Author + information
- Received January 18, 2012
- Revision received April 4, 2012
- Accepted April 12, 2012
- Published online July 24, 2012.
- Søren Lindberg, MD⁎,
- Sune H. Pedersen, MD, PhD⁎,
- Rasmus Mogelvang, MD, PhD⁎,
- Jan Skov Jensen, MD, PhD, DMSc⁎,†,
- Allan Flyvbjerg, MD, DMSc‡,§,
- Søren Galatius, MD, DMSc⁎ and
- Nils E. Magnusson, PhD‡,§,⁎ ()
- ↵⁎Reprint requests and correspondence:
Dr. Nils E. Magnusson, Department of Endocrinology and Internal Medicine, Aarhus University Hospital, Medical Research Laboratories, Department of Clinical Medicine, Faculty of Health Sciences, Aarhus University, Aarhus 8000, Denmark
Objectives The aim of this study was to investigate the prognostic role of neutrophil gelatinase–associated lipocalin (NGAL) in a large population of patients with ST-segment elevation myocardial infarction.
Background NGAL is a glycoprotein released by damaged renal tubular cells and is a sensitive maker of both clinical and subclinical acute kidney injury. New data have demonstrated that NGAL is also stored in granules of mature neutrophils, and recent data suggest that NGAL may also be involved in the development of atherosclerosis. NGAL is significantly increased in patients with myocardial infarction compared with patients with stable coronary artery disease and healthy subjects. However, the prognostic value of NGAL has never been studied in patients with myocardial infarction.
Methods We included 584 consecutive ST-segment elevation myocardial infarction patients admitted to the heart center of Gentofte University Hospital, Denmark, and treated with primary percutaneous coronary intervention, from September 2006 to December 2008. Blood samples were drawn immediately before primary percutaneous coronary intervention.

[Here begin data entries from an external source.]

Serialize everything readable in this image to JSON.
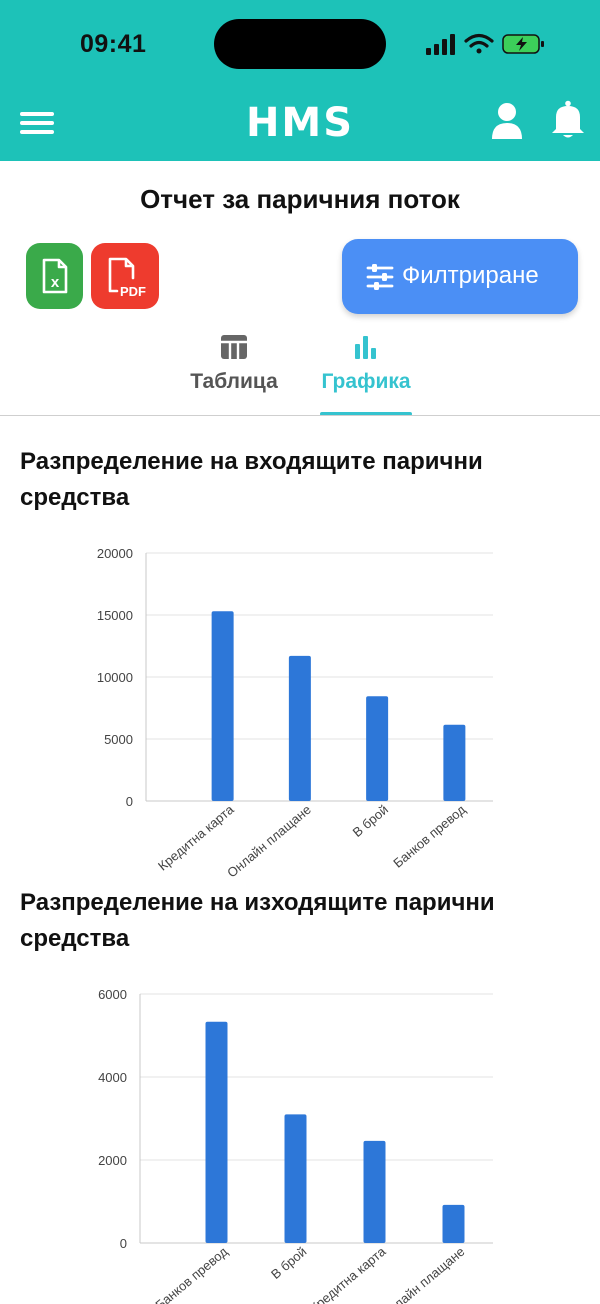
{
  "status_bar": {
    "time": "09:41"
  },
  "header": {
    "logo_text": "HMS",
    "menu_icon": "hamburger-menu-icon",
    "user_icon": "user-icon",
    "bell_icon": "bell-icon",
    "background": "#1dc2b8"
  },
  "page": {
    "title": "Отчет за паричния поток"
  },
  "toolbar": {
    "excel_icon": "excel-file-icon",
    "pdf_icon": "pdf-file-icon",
    "pdf_badge": "PDF",
    "excel_badge": "x",
    "filter_label": "Филтриране",
    "filter_icon": "sliders-icon"
  },
  "tabs": [
    {
      "label": "Таблица",
      "icon": "table-icon",
      "active": false
    },
    {
      "label": "Графика",
      "icon": "bar-chart-icon",
      "active": true
    }
  ],
  "sections": {
    "incoming_title": "Разпределение на входящите парични средства",
    "outgoing_title": "Разпределение на изходящите парични средства"
  },
  "chart_data": [
    {
      "type": "bar",
      "categories": [
        "Кредитна карта",
        "Онлайн плащане",
        "В брой",
        "Банков превод"
      ],
      "values": [
        15300,
        11700,
        8450,
        6150
      ],
      "title": "Разпределение на входящите парични средства",
      "ylim": [
        0,
        20000
      ],
      "yticks": [
        0,
        5000,
        10000,
        15000,
        20000
      ],
      "bar_color": "#2d77d8",
      "grid": true
    },
    {
      "type": "bar",
      "categories": [
        "Банков превод",
        "В брой",
        "Кредитна карта",
        "Онлайн плащане"
      ],
      "values": [
        5330,
        3100,
        2460,
        920
      ],
      "title": "Разпределение на изходящите парични средства",
      "ylim": [
        0,
        6000
      ],
      "yticks": [
        0,
        2000,
        4000,
        6000
      ],
      "bar_color": "#2d77d8",
      "grid": true
    }
  ]
}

Plasma NGAL levels were measured using a time-resolved immunofluorometric assay. The endpoints were all-cause mortality (n = 69) and the combined endpoints (n = 116) of major adverse cardiac events (MACE) defined as cardiovascular mortality and admission due to recurrent myocardial infarction or heart failure. The median follow-up time was 23 months (interquartile range, 20 to 24 months).
Results Patients with high NGAL (>75th percentile) had increased risk of all-cause mortality and MACE compared with patients with low NGAL (log-rank test, p < 0.001). After adjustment for confounding risk factors chosen by backward elimination by Cox regression analysis, high NGAL remained an independent predictor of all-cause mortality and MACE (hazard ratio: 2.00; 95% confidence interval: 1.16 to 3.44; p = 0.01 and hazard ratio: 1.51; 95% confidence interval: 1.00 to 2.30; p = 0.05, respectively).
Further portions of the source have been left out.